Why is this important?
This study is important for several reasons:

* It confirms that a metabolomics-based blood test has the potential to accurately distinguish between RRMS and SPMS.

* It shows that the test is robust enough to handle some variations in sample collection, making it more feasible for use in real-world clinics.

* It identifies key metabolites that may play a role in the progression of MS, which could lead to new treatment strategies.

What's Next?
The researchers acknowledge that more work needs to be done, including testing the model on a larger group of patients, and using serial samples of patients transitioning from RRMS to SPMS. However, this study represents an important step towards having a reliable blood test that can help diagnose SPMS earlier and monitor the disease progression. This could make a big difference in how MS is managed, by ensuring patients get the right treatment at the right time.

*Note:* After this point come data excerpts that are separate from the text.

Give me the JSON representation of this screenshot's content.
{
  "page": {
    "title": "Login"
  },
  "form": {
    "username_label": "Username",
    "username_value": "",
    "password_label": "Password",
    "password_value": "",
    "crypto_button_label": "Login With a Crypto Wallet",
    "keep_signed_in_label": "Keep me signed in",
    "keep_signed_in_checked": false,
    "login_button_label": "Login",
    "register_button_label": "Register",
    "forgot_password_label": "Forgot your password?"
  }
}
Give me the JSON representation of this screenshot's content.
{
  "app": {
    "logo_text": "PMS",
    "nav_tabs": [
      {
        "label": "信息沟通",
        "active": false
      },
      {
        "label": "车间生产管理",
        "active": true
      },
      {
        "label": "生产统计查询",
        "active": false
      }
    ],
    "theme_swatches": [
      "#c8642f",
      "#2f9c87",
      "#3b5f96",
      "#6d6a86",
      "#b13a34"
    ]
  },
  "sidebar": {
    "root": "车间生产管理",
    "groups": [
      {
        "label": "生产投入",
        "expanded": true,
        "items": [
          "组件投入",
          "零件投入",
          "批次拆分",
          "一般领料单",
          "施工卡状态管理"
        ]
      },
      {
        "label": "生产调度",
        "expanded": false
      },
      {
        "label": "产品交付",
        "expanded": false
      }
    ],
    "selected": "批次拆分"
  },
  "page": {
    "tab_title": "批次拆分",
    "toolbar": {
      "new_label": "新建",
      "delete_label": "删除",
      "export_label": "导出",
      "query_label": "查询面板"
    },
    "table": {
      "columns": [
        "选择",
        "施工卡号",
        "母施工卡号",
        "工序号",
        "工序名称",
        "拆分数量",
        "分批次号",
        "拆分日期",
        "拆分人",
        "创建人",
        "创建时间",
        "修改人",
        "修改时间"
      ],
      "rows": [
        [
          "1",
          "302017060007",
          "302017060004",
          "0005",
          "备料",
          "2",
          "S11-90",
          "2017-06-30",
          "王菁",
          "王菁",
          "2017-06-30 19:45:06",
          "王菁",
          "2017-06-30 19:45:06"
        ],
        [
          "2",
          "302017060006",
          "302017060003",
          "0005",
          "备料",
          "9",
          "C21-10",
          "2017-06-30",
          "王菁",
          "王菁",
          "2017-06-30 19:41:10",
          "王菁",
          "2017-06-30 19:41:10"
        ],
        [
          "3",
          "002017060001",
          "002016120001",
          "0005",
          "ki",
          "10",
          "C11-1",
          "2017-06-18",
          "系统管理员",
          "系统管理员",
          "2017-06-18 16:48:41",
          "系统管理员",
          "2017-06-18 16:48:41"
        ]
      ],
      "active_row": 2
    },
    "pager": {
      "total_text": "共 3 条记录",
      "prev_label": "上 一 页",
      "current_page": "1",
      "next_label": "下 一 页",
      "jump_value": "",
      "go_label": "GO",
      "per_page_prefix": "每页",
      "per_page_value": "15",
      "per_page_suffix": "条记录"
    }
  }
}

Disclaimer: This blog post is based on the provided research article and is intended for informational purposes only. It is not intended to provide medical advice. Please consult with a healthcare professional for any health concerns.

References:
Yeo, T., Sealey, M., Zhou, Y. et al. A blood-based metabolomics test to distinguish relapsing–remitting and secondary progressive multiple sclerosis: addressing practical considerations for clinical application. Sci Rep 10, 12381 (2020).